Onderzoekers hebben controle op de omgeving. En daarnaast kan een specifieke
hypothese getoetst worden.
o Actometer: meet verschillen in activiteit/energielevel
o fMRI: wordt gebruikt om hersengebieden te identificeren die gebruikt worden tijdens
bepaalde taken
o Projectieve technieken
o Voorbeeld: een onderzoeker meet via een hartslagmeting in rust wat het
arousalniveau is bij kinderen om een uitspraak te kunnen doen over hun aanleg voor
psychopathie
3
, - Levenskenmerken (publiekelijk beschikbaar): bijv.: trouwen, kinderen krijgen,
opleidingsniveau, loopbaan, lidmaatschap sportclub
o L-data (life-outcome data)
o Voorbeeld: een onderzoeker verzamelt via Facebook data over omvang van
vriendenkring en werkniveau om te onderzoeken of mensen met meer vrienden een
hogere positie hebben in hun werk
Theorieën kunnen vergelijken op basis van:
- Elkaar uitsluitend vs. aanvullend
- Ontwikkelingstheorie vs. non-ontwikkelingstheorie
- Stadiumtheorie vs. continue ontwikkelingstheorie
- Voornamelijk beschrijvend vs. verklarend
- Stabiliteit vs. veranderlijkheid
o Concentric ring theorie (Hollander), beschrijft
deze beide:
Kern persoonlijkheid: gevormd door
vroege levenservaringen, percepties van
zelf en buitenwereld, basale attitudes,
waarden, interesses en motieven
Kenmerkende responsen: tamelijk
voorspelbaar gedrag
Rolgerelateerd gedrag: dynamisch en
zichtbaar voor anderen (bijv. grover taalgebruik bij vrienden dan bij je oma)
- Theorieën die we moeten kennen: Freud, Erikson, Skinner, Eysenck, Rogers, Kelly en Goldberg
Costa & McCrae
Relevantie:
- Theorieën over (ontwikkeling) kenmerken individu en mechanismen die ten grondslag liggen
aan ontwikkeling helpen gedrag te voorspellen en zijn aangrijpingspunten voor interventie
- Persoonlijkheidstrekken ouders is een relevante contextfactor voorspellen
opvoedingsgedrag en aandachtspunt in communicatie en ouder-gerichte interventies
PSYCHOANALYTISCHE THEORIE (SIGMUND FREUD)

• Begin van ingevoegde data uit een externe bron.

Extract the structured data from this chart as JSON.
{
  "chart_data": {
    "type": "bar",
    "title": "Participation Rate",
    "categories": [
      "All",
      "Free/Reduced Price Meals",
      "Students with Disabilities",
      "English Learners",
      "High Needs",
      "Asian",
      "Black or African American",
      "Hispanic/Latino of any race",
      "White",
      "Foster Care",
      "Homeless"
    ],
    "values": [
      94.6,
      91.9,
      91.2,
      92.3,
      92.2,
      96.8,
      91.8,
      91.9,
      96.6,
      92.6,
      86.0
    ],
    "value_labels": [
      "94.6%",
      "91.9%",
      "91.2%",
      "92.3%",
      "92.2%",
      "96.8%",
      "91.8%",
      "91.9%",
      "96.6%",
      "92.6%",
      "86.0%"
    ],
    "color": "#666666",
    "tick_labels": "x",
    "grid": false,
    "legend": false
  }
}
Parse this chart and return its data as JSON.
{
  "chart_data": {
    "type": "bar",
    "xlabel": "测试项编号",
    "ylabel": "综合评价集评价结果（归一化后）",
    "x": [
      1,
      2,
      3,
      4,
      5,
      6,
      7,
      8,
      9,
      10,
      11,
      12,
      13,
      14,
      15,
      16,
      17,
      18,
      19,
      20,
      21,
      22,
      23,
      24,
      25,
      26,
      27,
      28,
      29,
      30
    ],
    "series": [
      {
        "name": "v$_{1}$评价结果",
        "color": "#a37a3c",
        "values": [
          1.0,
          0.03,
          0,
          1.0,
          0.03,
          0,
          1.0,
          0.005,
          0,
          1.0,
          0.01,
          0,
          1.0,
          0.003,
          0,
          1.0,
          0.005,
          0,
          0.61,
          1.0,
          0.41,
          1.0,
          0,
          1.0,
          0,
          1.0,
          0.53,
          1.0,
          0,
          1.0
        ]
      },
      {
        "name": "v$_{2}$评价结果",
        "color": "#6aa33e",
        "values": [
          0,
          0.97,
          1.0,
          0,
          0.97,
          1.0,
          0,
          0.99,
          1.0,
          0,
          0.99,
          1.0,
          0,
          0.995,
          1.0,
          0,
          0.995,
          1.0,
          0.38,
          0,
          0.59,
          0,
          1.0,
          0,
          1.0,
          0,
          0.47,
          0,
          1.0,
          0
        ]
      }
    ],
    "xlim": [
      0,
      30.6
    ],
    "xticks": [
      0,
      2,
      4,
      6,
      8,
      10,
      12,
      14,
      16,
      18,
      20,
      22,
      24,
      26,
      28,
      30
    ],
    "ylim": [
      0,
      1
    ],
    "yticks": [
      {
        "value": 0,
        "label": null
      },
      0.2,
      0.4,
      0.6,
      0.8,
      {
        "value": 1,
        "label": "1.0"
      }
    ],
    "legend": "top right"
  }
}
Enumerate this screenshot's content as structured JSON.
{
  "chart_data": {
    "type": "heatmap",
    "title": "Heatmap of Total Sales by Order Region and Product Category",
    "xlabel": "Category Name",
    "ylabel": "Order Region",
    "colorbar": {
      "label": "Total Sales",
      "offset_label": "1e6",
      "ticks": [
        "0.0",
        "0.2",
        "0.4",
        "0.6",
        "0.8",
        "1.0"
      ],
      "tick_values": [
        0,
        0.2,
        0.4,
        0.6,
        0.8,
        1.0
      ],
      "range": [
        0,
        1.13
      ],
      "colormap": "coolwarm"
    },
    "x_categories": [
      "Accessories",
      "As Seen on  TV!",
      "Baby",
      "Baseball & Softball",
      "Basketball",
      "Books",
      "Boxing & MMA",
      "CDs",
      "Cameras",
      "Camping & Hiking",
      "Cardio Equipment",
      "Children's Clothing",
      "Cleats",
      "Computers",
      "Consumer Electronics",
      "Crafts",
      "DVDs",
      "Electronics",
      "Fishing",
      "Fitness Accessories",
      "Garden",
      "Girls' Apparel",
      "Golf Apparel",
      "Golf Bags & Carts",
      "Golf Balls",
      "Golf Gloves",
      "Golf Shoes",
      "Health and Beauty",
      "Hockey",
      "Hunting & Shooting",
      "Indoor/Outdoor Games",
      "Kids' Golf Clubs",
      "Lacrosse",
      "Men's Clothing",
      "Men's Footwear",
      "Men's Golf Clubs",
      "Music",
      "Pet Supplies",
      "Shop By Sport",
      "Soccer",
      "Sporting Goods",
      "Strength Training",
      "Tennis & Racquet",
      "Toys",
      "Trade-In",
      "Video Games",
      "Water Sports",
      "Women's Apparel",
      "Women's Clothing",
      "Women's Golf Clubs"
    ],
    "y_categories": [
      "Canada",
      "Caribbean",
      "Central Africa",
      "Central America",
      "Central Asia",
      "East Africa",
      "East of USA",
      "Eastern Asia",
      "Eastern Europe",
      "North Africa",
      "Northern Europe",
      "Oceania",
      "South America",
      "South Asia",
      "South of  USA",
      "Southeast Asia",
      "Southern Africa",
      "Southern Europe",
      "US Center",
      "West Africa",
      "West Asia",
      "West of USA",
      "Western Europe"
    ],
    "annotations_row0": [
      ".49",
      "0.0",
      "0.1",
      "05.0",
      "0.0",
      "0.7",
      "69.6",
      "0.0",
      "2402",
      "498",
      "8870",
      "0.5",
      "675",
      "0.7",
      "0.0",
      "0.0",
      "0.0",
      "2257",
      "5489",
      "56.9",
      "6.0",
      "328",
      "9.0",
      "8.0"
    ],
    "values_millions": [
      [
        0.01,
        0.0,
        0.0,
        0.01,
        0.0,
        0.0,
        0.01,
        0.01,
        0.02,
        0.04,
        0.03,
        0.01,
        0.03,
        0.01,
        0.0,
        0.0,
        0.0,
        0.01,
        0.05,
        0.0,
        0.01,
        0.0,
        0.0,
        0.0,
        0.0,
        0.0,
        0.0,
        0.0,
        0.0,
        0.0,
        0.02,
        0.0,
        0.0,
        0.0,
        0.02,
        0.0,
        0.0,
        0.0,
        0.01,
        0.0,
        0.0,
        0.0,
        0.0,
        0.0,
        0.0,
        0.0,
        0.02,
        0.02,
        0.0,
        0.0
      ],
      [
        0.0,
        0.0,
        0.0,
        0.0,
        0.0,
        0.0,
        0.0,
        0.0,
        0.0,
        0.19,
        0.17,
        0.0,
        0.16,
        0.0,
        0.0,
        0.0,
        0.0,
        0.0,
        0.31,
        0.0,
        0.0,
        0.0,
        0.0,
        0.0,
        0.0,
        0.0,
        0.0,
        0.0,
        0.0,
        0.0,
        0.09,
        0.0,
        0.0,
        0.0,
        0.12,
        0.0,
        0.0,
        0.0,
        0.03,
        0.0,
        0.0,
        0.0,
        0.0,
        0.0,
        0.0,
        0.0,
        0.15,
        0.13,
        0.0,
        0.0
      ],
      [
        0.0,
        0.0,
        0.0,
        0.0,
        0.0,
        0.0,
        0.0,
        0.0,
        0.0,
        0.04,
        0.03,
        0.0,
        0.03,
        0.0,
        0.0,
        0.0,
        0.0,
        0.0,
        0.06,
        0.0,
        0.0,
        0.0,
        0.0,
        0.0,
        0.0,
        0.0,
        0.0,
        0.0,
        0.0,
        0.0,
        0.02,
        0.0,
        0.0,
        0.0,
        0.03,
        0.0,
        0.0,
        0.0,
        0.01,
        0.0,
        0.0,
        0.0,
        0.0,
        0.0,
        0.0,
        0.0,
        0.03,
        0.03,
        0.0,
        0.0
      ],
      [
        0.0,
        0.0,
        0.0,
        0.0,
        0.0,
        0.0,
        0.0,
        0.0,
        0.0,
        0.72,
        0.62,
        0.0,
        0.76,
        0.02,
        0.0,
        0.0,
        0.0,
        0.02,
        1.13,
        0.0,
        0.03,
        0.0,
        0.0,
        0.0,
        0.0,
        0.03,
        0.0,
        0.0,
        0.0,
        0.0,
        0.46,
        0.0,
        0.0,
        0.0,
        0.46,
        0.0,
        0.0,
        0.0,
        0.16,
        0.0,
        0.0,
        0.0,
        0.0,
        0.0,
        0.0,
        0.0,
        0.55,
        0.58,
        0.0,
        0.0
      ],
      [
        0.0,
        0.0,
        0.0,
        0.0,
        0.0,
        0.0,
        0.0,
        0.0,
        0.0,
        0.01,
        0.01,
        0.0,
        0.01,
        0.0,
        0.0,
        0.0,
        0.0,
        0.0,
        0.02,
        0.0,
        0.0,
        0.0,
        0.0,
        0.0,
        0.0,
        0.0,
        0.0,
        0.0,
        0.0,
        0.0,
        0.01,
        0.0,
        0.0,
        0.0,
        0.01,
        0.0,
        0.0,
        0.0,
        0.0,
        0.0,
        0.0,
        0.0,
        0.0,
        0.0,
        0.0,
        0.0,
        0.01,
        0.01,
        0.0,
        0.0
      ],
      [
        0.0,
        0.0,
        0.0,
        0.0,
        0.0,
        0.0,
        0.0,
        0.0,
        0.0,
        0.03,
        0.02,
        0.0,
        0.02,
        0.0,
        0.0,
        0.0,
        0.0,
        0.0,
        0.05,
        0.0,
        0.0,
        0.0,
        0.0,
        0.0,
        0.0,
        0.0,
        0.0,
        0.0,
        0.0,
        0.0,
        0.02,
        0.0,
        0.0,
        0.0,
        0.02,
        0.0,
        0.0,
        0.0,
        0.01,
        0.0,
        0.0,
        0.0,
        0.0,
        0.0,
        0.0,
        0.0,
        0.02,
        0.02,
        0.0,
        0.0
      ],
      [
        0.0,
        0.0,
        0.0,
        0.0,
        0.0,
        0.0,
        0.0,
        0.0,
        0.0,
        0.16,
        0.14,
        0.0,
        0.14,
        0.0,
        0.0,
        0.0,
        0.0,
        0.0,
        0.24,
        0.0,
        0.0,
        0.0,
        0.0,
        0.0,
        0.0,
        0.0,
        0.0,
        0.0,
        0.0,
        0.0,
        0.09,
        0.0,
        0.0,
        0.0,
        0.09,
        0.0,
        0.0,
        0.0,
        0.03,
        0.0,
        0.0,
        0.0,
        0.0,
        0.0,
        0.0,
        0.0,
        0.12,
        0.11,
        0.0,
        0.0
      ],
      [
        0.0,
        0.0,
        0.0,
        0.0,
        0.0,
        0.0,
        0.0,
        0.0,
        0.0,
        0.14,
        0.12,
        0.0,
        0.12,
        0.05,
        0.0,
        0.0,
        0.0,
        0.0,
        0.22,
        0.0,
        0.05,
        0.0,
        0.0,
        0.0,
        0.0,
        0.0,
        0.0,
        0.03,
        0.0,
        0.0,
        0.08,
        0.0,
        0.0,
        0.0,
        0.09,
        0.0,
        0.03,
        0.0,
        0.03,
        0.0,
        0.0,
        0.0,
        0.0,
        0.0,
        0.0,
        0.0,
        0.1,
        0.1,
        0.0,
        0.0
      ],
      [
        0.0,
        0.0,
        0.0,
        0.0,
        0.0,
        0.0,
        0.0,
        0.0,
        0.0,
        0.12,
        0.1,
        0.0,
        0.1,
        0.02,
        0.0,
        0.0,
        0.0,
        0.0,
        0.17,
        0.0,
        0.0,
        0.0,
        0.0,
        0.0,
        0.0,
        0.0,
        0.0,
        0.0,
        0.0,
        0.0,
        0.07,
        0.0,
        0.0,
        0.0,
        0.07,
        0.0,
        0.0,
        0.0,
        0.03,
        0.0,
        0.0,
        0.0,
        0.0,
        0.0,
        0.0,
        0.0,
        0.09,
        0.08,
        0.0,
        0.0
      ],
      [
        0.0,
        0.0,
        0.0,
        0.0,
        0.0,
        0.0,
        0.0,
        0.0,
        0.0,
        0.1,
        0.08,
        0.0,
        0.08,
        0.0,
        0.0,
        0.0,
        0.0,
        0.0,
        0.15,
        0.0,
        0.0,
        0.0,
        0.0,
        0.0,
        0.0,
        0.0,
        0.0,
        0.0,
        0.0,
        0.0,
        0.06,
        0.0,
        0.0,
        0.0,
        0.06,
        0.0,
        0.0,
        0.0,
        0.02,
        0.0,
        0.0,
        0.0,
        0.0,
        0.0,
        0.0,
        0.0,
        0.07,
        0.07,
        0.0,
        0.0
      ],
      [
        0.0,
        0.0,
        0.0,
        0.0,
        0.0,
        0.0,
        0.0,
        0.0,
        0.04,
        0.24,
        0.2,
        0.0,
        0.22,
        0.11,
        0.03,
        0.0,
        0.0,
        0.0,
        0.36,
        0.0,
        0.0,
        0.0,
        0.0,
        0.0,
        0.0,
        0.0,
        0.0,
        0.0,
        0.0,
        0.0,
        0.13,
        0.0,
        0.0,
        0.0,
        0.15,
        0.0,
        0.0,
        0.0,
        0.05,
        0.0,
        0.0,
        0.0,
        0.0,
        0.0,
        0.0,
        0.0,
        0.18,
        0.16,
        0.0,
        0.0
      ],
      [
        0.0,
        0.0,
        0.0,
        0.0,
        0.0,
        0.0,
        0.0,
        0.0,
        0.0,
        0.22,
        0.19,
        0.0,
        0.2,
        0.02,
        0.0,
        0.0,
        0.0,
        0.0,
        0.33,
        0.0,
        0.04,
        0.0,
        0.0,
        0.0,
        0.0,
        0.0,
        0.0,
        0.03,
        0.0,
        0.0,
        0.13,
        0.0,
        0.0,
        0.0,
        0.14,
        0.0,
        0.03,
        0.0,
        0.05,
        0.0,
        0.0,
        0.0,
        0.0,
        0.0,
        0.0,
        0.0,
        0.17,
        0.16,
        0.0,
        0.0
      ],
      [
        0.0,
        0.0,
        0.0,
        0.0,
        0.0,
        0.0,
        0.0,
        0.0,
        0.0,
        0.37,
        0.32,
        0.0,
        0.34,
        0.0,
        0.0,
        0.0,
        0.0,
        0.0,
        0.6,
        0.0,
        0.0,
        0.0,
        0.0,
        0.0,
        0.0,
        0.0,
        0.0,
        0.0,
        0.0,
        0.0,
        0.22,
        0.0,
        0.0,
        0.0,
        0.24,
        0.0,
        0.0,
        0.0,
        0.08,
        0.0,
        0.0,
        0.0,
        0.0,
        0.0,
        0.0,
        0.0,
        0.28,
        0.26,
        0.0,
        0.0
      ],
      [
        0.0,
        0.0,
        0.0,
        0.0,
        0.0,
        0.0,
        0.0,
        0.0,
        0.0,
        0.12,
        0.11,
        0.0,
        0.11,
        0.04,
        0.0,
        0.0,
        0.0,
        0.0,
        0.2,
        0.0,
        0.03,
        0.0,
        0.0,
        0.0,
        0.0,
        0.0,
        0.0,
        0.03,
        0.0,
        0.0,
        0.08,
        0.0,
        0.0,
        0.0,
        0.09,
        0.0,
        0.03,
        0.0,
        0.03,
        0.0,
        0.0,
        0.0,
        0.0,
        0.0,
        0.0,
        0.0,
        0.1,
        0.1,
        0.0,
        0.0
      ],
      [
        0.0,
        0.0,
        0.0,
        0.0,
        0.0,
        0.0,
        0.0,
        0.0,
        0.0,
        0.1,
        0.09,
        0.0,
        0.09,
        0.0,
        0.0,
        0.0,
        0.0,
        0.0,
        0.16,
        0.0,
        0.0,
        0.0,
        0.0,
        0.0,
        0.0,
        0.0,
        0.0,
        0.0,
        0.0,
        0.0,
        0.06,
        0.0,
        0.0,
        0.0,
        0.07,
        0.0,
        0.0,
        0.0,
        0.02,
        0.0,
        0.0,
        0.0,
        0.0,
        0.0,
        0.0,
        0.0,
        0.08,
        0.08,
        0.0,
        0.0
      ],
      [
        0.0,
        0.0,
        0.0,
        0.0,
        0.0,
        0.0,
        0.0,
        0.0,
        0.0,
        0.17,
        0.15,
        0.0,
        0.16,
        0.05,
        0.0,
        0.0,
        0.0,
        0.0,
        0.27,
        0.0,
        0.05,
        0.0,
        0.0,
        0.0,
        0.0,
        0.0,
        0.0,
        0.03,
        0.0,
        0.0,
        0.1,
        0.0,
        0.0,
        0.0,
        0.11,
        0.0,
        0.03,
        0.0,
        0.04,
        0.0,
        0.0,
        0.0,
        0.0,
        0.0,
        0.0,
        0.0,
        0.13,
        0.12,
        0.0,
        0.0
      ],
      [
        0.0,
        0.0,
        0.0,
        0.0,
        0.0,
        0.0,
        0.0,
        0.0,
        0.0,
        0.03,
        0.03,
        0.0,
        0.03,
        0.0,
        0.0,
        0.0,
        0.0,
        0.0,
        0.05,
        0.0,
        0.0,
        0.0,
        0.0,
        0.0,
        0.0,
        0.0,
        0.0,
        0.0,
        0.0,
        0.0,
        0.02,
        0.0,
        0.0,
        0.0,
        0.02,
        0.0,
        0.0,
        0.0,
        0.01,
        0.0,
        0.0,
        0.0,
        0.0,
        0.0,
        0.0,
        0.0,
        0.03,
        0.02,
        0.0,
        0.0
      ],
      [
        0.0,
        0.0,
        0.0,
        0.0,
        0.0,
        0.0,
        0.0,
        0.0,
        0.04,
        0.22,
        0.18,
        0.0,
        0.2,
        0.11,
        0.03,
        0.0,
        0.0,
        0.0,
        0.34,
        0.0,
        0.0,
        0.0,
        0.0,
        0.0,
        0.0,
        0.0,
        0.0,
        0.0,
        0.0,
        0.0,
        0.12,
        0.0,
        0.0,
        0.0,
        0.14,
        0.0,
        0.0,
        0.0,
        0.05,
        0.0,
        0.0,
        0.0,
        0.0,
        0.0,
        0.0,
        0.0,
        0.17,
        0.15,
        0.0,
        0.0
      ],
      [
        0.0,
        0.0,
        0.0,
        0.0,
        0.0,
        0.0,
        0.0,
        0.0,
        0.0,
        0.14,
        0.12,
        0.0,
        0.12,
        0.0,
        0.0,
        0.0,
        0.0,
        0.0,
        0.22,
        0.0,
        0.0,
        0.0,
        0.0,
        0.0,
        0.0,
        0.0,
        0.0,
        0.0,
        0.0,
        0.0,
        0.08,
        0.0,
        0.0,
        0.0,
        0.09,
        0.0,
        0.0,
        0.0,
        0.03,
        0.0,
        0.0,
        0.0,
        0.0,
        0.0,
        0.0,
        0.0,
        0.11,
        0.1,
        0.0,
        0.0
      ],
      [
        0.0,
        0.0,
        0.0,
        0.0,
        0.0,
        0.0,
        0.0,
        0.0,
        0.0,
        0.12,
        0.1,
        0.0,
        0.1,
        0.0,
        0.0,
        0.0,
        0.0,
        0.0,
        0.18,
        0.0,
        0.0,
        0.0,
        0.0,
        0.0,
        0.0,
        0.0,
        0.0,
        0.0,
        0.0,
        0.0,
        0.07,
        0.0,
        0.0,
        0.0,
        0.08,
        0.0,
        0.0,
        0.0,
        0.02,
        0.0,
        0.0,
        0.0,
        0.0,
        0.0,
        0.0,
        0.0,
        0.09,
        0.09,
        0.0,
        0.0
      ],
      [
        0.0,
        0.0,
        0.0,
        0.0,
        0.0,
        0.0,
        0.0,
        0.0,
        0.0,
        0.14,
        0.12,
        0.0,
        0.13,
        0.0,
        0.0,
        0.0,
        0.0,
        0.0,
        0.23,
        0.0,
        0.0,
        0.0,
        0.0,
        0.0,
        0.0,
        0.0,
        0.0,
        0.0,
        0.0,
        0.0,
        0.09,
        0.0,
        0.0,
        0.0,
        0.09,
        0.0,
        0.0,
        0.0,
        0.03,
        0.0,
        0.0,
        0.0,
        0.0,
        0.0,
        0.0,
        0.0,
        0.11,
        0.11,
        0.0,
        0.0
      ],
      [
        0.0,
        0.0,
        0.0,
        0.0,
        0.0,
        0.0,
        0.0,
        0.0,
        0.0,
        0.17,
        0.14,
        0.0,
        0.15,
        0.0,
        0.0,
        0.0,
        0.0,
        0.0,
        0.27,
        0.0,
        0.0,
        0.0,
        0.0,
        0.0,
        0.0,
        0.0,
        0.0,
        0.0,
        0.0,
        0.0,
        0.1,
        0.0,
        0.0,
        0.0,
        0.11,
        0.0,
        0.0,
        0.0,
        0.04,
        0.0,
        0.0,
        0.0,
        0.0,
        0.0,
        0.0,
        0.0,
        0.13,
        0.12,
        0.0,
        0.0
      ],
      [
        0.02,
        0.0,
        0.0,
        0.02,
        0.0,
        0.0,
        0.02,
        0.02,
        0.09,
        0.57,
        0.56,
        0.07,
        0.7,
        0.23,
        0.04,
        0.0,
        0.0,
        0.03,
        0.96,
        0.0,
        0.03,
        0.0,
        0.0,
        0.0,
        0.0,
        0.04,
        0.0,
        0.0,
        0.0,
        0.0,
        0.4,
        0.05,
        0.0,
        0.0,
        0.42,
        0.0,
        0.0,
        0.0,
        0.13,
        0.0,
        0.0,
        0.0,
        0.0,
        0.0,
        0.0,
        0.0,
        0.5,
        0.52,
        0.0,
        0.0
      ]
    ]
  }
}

In de geest: intrapsychische domein
Stroming: psychoanalyse (analyseren van de geest)
- Onbewuste invloeden – irrationeel gedrag (heuristische waarde vernieuwend)
- Psychoseksuele ontwikkeling: geest van de mens ontwikkeld deels parallel met seksuele
ontwikkeling
- Doel psychoanalyse: onbewuste bewust maken
Structurele opbouw persoonlijkheid:
- Id:
o Primitieve, biologische impulsen (seks & agressie)
o Levensenergie: libido (drang tot leven en overleven)
o Pleasure principle
o Primair proces denken: denken zonder logische regels of bewuste gedachten
(dromen en fantasie)
o Wish fulfillment: het voelt alsof iets wat je wenst er even is. Het
zorgt ervoor dat het Id even tevreden gesteld wordt.